Flat rate lets you set the appointment one time.  For example, if you are completing an assessment and will only be billing the payer one time (e.g., you will be receiving $2000 for the completion of the assessment) you can enter the service as a flat rate. 

Appointments are set as many times as the authorization allows, but the charge rate will be the same regardless of the duration.  If you charge the same amount for a session no matter how long the session goes (e.g, a speech session is charged $50 whether it lasts 45 min or 75 minutes), you will use appointments.  

What rounding rule should I use?

The majority of insurance payers want you to use the AMA rounding rule.  This is the "8 minute" rule in which the time will round up to 15 minute if the session is verified at least 8 minutes into a 15 minute interval.  It will round down if the session is verified less than 7 minutes into a 15 minute interval.  For example, if a session is verified from 4:07pm-6:00pm, 8 units (15 minute intervals) will be billed.  If a session is verified at 4:08pm-6:00pm, 7 units will be billed.

By selecting not allowed, you will indicate that the exact number of verified minutes will be billed.  A session from 4pm-4:39pm will bill 39 minutes.

By selected round to nearest quarter, the system will round to the nearest 15 minute interval.  

Down will round down to the nearest unit; if a session is verified from 4:00pm-4:44pm and the unit size is 15 minute, it will round down to 4:00pm-4:30pm or two units.

Up will round up to the nearest unit; if a session is verified from 4:00pm-4:33pm and the unit size is 15 minute, it will round up to 4:00pm-4:45pm or three units.

Nearest will round to the nearest unit; if a session is verified from 4:00pm-4:35pm and the unit size is 15 minute, it will round to the nearest 15 minute interval, 4:00pm-4:30pm or two units.

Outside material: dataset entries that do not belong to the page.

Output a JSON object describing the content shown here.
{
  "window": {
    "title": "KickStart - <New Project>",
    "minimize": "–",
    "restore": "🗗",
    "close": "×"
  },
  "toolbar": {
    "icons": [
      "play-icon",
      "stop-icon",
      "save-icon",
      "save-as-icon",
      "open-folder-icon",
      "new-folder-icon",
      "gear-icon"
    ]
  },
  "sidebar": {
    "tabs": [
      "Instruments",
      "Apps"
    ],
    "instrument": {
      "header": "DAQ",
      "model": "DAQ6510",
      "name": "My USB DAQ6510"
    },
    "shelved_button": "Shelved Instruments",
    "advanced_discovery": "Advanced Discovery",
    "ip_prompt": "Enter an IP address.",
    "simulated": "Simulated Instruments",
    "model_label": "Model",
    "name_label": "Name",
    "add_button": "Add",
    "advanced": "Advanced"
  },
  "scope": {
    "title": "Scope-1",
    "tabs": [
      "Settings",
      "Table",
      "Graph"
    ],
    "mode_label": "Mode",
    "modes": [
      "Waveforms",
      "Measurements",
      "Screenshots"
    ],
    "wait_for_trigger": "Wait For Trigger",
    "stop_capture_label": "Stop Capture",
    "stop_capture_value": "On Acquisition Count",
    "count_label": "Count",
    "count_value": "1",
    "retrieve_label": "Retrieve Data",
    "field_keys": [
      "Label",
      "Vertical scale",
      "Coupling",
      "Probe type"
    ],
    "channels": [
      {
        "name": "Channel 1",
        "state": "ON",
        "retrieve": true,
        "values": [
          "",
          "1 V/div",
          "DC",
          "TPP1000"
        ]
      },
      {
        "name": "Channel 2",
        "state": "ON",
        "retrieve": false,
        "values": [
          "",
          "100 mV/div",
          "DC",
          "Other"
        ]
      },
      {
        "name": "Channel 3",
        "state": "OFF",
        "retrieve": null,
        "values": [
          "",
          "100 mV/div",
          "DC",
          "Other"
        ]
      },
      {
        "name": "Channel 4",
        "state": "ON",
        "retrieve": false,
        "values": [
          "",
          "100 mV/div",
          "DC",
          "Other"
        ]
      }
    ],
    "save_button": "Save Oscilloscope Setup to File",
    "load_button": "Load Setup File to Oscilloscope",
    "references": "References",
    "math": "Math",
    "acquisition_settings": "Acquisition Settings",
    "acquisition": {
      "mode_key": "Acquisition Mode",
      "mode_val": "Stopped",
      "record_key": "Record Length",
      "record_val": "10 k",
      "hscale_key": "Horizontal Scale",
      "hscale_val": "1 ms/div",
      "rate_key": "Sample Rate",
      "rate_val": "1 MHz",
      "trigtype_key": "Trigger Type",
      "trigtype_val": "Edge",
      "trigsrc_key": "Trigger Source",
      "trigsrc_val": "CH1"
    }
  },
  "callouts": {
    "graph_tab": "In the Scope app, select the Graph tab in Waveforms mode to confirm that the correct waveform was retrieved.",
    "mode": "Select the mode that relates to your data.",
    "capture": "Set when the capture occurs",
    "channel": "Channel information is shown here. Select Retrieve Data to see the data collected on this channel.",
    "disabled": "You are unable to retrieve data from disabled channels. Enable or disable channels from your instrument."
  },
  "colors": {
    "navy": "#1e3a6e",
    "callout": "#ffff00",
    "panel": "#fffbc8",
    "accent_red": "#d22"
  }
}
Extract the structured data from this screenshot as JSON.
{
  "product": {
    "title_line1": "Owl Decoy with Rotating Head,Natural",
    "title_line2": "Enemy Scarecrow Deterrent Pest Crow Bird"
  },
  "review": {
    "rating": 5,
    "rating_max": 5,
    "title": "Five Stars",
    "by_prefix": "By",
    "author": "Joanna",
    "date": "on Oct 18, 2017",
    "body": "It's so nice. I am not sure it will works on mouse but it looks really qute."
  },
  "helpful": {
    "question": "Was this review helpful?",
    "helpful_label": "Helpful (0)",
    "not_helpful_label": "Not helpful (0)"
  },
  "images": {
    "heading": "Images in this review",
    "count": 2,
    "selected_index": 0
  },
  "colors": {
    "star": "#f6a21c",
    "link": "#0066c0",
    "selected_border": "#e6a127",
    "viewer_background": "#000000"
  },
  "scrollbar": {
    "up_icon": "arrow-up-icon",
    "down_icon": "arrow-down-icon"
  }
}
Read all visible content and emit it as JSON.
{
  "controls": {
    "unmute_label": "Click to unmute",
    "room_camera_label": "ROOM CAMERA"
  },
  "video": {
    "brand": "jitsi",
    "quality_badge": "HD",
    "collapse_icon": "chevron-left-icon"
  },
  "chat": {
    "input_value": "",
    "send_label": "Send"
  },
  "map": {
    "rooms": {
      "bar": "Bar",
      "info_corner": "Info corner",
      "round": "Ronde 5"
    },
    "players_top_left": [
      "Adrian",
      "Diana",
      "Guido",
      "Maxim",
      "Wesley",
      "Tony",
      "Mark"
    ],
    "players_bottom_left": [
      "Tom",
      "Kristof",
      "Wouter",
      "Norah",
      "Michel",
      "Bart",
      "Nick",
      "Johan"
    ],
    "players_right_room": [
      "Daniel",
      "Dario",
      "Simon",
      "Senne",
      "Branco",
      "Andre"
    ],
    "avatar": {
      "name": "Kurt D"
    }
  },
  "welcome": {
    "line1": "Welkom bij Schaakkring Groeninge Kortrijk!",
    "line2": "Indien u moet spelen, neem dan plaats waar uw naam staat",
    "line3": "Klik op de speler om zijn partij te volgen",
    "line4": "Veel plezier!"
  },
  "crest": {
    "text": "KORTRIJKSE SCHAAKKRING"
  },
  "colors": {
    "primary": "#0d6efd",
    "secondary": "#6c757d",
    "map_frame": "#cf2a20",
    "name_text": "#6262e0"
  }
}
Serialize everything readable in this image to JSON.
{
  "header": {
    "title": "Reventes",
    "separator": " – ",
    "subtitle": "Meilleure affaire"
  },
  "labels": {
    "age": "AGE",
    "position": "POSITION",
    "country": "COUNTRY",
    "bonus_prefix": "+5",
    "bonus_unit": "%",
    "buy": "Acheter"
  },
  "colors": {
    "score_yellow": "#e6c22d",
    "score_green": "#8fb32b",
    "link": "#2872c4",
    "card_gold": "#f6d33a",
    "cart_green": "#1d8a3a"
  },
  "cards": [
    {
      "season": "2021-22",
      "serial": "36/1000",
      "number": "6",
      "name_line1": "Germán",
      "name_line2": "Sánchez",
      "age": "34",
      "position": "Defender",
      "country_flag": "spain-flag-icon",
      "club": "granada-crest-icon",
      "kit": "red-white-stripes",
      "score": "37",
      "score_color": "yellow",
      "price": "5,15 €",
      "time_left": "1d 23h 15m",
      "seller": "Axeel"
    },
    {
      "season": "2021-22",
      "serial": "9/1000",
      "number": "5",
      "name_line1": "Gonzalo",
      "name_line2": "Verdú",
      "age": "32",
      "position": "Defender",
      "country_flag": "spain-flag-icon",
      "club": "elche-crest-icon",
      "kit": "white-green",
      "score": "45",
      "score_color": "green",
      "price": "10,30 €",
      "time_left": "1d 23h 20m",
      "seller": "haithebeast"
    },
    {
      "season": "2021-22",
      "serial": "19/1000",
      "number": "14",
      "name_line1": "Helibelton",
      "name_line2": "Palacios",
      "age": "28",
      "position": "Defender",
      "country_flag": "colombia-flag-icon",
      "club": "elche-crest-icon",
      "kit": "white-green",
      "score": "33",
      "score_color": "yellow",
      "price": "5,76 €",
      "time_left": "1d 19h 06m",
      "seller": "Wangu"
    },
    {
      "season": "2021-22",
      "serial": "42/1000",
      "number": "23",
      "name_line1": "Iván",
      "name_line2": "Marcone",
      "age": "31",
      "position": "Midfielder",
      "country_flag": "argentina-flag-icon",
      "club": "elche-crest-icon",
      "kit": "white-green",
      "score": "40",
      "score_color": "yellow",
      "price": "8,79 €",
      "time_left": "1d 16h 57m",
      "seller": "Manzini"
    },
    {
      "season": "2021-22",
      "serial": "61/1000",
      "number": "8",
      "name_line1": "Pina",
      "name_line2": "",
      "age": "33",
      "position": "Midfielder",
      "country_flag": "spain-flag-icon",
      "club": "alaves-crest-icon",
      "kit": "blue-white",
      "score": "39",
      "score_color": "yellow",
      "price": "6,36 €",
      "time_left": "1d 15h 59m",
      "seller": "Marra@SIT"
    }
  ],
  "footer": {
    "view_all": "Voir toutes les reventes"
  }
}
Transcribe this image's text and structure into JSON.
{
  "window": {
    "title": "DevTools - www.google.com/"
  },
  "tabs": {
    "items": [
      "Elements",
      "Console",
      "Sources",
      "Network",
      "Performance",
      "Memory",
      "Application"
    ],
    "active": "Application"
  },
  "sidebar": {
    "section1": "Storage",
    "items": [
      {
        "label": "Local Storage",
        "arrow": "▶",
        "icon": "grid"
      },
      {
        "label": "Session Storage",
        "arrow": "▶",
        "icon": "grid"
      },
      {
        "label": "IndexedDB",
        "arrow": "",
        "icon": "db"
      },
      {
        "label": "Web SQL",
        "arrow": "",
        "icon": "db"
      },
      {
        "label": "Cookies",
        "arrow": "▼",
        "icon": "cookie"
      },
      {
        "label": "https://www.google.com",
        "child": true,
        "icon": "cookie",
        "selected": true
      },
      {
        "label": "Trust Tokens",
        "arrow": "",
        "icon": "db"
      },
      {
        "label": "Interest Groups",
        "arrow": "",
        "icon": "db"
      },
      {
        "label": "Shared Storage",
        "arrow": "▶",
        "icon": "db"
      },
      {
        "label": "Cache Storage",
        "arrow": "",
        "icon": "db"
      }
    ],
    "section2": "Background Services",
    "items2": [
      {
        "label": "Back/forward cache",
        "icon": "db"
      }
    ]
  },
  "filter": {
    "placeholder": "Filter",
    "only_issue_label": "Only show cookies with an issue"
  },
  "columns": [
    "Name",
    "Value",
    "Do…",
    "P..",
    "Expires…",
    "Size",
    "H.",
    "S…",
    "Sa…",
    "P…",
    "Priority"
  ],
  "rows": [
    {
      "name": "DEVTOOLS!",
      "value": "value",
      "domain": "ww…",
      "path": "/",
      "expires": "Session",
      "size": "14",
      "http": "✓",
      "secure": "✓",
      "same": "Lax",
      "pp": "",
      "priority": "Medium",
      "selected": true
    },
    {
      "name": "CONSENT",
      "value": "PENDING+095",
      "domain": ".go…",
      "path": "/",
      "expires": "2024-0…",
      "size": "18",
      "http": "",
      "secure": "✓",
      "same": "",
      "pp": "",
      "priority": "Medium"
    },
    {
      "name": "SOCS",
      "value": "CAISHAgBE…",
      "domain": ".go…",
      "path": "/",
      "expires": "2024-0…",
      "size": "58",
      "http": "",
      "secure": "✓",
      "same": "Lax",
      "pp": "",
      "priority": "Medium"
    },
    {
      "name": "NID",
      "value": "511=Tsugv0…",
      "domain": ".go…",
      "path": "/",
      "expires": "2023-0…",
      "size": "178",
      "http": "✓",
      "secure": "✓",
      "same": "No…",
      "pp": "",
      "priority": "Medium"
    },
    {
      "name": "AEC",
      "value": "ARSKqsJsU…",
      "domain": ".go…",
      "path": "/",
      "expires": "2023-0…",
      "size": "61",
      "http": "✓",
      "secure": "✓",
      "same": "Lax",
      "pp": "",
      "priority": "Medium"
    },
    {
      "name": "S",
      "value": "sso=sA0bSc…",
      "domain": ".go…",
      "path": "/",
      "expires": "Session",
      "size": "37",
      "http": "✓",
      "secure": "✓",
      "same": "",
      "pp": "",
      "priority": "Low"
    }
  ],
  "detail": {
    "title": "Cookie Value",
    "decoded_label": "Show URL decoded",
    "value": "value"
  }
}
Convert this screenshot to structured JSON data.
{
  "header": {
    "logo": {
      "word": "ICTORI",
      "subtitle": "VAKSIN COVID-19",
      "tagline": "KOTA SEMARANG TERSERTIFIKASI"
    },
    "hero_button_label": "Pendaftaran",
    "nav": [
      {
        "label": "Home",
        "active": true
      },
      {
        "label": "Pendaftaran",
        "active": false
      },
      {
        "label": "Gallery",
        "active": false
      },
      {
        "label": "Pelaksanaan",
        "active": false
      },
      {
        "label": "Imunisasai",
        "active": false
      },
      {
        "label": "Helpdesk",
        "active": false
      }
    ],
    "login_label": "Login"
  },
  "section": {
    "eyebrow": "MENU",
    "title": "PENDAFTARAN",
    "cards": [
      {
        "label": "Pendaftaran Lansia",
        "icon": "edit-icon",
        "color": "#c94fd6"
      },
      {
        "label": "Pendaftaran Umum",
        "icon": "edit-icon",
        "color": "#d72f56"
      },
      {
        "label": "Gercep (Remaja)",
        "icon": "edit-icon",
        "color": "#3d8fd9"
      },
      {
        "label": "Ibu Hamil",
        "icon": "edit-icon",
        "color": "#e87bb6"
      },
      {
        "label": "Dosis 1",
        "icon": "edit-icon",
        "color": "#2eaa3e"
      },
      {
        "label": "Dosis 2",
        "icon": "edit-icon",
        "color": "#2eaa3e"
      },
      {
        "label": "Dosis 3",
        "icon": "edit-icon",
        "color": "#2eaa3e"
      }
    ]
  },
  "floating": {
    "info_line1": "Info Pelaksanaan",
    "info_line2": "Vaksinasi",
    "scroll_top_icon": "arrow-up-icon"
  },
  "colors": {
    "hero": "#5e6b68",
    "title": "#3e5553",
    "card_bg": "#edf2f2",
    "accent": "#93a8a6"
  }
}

If choosing "flat" or "appointment", no rounding is necessary since the charge will not be based on the duration of session.

I have private pay clients. What payer type should I use?

For families that use private pay, there are two options for "payer type" when setting up the payer profile:

1.  "Others":  This is for families that will pay you directly for services
2.  "Insurance":  Use this payer type if the family plans to generate a "superbill" for reimbursement for services from their insurance company.